C-05 E se acontecer…
Um funcionário carregou o carro da empresa em casa — e houve incêndio
A viatura de serviço ligada à tomada da garagem, uma noite, um curto-circuito. A casa é do colaborador, o carro é da empresa, o prejuízo é dos dois. E os seguros?
01 O que costuma acontecer
O multirriscos da habitação é acionado primeiro — a casa é o dano maior. A seguradora pergunta pela origem do fogo; a perícia responde: carregamento de um veículo, e o veículo não é do segurado, é da entidade patronal, carregado ali com regularidade. Duas coisas acontecem de seguida: a seguradora da casa levanta a questão do uso profissional não declarado, e vira-se para a empresa em direito de regresso. A seguradora da frota, por sua vez, explica que cobre o veículo — não o imóvel de terceiros onde ele estava ligado. E a RC geral da empresa descobre que «carregamento de viaturas em habitações de colaboradores» não consta de nenhuma linha da sua apólice.
Três seguradoras, três apólices, nenhuma escrita a pensar neste triângulo. O colaborador fica com a casa danificada no meio da discussão.

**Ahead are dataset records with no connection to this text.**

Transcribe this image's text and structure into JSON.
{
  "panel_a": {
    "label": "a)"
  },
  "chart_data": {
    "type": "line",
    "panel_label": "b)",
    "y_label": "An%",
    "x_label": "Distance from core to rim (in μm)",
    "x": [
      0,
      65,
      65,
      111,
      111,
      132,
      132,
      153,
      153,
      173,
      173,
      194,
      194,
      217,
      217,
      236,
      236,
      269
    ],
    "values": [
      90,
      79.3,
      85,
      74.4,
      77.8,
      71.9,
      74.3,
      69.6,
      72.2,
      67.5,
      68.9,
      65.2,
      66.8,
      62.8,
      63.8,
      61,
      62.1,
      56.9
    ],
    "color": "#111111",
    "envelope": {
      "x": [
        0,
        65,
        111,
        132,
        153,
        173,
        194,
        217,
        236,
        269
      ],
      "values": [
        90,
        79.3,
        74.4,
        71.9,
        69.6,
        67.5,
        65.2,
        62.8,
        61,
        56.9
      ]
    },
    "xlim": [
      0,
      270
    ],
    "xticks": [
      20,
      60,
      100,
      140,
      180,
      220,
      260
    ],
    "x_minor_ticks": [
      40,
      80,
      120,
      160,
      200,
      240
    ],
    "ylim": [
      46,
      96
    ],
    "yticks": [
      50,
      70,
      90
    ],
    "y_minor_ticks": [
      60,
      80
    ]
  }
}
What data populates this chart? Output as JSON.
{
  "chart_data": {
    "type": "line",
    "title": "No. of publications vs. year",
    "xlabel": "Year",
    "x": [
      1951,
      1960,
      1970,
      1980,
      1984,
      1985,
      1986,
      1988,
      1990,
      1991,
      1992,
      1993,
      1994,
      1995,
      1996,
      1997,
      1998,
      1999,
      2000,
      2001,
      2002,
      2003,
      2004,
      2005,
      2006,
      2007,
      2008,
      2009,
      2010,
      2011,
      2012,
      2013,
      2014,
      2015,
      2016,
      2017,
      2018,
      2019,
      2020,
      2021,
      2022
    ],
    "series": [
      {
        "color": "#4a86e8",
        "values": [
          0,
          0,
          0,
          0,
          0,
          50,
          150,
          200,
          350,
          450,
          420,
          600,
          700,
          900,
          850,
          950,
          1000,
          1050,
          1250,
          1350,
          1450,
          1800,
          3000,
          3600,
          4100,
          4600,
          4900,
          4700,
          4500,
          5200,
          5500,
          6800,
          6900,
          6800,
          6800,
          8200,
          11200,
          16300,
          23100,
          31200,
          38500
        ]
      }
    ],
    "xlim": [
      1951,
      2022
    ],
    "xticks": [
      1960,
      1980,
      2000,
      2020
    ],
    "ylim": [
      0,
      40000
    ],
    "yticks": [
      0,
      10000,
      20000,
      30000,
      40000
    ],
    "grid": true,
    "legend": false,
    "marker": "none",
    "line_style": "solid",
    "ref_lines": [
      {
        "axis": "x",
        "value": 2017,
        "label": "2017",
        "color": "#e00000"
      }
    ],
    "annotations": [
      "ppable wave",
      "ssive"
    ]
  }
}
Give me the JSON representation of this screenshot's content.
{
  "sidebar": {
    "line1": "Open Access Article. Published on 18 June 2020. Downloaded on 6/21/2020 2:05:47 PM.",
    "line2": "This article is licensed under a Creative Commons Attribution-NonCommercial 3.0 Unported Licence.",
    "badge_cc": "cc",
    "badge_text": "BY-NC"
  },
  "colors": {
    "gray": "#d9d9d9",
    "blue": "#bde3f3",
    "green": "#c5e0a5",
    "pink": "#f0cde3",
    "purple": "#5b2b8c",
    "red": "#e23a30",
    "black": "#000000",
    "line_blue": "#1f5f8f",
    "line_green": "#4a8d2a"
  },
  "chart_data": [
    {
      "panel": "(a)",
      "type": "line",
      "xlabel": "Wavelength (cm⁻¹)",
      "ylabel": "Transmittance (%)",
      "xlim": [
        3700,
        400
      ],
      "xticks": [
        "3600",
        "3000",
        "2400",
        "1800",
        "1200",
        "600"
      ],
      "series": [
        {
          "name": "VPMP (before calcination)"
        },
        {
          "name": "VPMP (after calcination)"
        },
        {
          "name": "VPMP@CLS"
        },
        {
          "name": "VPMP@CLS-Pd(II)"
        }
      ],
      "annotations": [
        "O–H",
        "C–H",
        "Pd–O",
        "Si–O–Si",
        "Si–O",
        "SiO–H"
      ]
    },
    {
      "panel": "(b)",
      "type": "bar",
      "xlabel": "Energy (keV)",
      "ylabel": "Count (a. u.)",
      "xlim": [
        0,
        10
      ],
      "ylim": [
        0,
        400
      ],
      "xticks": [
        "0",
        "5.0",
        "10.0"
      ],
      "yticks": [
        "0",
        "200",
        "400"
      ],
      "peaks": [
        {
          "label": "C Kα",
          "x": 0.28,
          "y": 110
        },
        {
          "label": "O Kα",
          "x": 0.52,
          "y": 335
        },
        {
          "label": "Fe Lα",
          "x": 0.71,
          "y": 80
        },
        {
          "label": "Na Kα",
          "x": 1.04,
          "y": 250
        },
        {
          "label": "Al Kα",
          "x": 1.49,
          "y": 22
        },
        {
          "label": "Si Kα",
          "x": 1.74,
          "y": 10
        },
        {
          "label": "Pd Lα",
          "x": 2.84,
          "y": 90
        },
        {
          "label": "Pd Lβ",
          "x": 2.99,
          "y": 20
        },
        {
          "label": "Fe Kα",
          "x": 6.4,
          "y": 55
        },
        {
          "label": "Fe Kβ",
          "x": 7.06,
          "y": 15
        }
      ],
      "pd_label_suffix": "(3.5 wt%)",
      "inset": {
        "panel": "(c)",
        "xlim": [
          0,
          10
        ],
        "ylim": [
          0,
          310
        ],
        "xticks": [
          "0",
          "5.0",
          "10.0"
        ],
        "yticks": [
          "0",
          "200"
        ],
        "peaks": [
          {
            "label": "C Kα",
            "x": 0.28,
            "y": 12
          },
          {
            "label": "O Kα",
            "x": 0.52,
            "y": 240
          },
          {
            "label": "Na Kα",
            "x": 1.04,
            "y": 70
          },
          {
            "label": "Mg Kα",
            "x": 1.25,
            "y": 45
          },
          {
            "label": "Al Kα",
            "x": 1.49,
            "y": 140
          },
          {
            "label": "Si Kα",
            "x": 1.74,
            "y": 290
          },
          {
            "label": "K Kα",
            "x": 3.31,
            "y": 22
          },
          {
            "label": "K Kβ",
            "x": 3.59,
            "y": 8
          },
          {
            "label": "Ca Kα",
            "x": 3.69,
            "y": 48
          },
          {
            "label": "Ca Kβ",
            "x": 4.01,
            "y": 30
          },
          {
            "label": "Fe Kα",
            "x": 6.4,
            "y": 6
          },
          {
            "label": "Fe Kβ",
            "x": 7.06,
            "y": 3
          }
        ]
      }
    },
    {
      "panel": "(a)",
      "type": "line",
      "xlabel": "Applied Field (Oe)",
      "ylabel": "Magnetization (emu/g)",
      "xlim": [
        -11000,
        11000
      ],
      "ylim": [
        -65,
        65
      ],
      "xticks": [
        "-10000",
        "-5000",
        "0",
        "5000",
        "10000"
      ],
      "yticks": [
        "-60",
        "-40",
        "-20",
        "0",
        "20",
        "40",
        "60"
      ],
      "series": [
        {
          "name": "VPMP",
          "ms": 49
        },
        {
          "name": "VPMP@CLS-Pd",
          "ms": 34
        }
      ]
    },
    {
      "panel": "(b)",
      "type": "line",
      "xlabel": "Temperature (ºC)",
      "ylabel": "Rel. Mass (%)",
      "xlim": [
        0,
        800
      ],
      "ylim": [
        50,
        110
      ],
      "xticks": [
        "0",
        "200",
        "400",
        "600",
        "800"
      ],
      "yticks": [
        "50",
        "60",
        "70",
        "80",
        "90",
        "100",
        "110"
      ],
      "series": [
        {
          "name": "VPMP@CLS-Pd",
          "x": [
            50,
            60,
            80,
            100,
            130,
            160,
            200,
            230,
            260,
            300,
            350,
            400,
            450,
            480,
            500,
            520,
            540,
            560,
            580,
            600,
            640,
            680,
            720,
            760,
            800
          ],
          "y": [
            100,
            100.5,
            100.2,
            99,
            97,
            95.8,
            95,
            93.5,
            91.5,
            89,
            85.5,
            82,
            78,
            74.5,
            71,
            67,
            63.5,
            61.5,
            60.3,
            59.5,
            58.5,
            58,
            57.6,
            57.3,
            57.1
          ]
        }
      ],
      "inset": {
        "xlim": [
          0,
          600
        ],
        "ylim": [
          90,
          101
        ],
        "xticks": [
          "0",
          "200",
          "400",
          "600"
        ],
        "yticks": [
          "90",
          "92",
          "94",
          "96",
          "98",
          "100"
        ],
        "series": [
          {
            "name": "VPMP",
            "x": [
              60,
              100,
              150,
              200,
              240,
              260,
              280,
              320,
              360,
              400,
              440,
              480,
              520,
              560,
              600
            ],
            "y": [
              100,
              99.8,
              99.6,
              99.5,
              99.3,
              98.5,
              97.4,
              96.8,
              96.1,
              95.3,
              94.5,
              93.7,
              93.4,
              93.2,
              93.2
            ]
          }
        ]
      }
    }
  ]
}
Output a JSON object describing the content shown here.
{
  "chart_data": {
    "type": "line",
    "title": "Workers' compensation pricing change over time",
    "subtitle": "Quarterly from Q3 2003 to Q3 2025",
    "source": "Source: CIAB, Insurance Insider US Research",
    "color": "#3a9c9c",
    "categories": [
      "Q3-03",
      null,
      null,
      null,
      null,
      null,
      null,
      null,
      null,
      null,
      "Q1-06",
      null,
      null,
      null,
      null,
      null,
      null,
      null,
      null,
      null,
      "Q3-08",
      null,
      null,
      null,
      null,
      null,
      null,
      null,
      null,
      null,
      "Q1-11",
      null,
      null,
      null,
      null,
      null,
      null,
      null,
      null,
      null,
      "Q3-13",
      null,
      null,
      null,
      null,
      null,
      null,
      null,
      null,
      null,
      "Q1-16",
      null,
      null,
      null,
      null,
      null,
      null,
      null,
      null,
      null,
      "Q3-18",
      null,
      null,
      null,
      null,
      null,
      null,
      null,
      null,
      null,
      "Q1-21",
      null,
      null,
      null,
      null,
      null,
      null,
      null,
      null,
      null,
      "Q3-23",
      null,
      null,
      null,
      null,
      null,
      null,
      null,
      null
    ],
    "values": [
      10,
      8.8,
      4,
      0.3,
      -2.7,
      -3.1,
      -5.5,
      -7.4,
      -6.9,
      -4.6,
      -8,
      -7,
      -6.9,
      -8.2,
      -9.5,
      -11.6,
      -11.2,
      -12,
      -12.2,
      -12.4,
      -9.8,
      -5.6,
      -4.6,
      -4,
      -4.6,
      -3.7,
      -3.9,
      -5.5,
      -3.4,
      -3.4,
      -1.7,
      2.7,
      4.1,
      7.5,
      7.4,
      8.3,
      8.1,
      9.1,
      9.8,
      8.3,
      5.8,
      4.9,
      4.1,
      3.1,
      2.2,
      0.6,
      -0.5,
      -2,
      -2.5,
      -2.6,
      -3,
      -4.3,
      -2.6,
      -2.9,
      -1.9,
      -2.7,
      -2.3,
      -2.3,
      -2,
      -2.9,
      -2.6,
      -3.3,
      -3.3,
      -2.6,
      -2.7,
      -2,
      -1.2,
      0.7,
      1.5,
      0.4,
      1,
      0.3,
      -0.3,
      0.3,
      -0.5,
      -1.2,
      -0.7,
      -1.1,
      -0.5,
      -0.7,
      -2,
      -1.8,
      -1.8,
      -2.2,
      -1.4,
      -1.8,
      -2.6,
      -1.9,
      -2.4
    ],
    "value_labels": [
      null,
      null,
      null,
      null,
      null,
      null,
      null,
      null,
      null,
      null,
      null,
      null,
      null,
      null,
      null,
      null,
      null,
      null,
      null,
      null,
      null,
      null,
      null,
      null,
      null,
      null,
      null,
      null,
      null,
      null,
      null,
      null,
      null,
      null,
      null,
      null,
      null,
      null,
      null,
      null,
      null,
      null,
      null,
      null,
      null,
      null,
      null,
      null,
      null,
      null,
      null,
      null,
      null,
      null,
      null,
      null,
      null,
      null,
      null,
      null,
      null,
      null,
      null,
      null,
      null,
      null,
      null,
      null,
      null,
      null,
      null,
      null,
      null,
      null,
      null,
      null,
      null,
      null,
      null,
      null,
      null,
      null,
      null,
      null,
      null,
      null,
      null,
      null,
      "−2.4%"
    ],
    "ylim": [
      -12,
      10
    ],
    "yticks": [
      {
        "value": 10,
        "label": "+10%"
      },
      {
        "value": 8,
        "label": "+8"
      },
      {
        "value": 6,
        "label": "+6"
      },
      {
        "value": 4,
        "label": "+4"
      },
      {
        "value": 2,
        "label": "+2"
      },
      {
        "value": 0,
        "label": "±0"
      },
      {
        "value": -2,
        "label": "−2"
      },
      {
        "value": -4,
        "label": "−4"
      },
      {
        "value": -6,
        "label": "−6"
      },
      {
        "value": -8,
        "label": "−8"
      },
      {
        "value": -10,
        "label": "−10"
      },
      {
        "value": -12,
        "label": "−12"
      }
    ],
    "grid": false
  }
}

02 Quem responde normalmente
Depende da causa concreta. Instalação elétrica da casa deficiente: o problema é do lado da habitação. Defeito do veículo ou do carregador fornecido pela empresa: a responsabilidade desloca-se para a empresa (e eventualmente para o fabricante, em regresso). Uso de extensões e adaptadores contra as instruções: a discussão instala-se e demora. Na prática, o desfecho decide-se na perícia e nos tribunais das seguradoras — meses ou anos, com o colaborador a viver o processo.
03 Onde a apólice-tipo falha
Todas falham por desenho, porque o cenário atravessa as três: o multirriscos-tipo não contempla uso profissional regular; a apólice de frota-tipo termina na chapa do veículo; a RC empresarial-tipo cobre a atividade declarada, e ninguém declarou «os comerciais carregam em casa». Não há vilão — há um risco novo a cair no intervalo entre três contratos antigos.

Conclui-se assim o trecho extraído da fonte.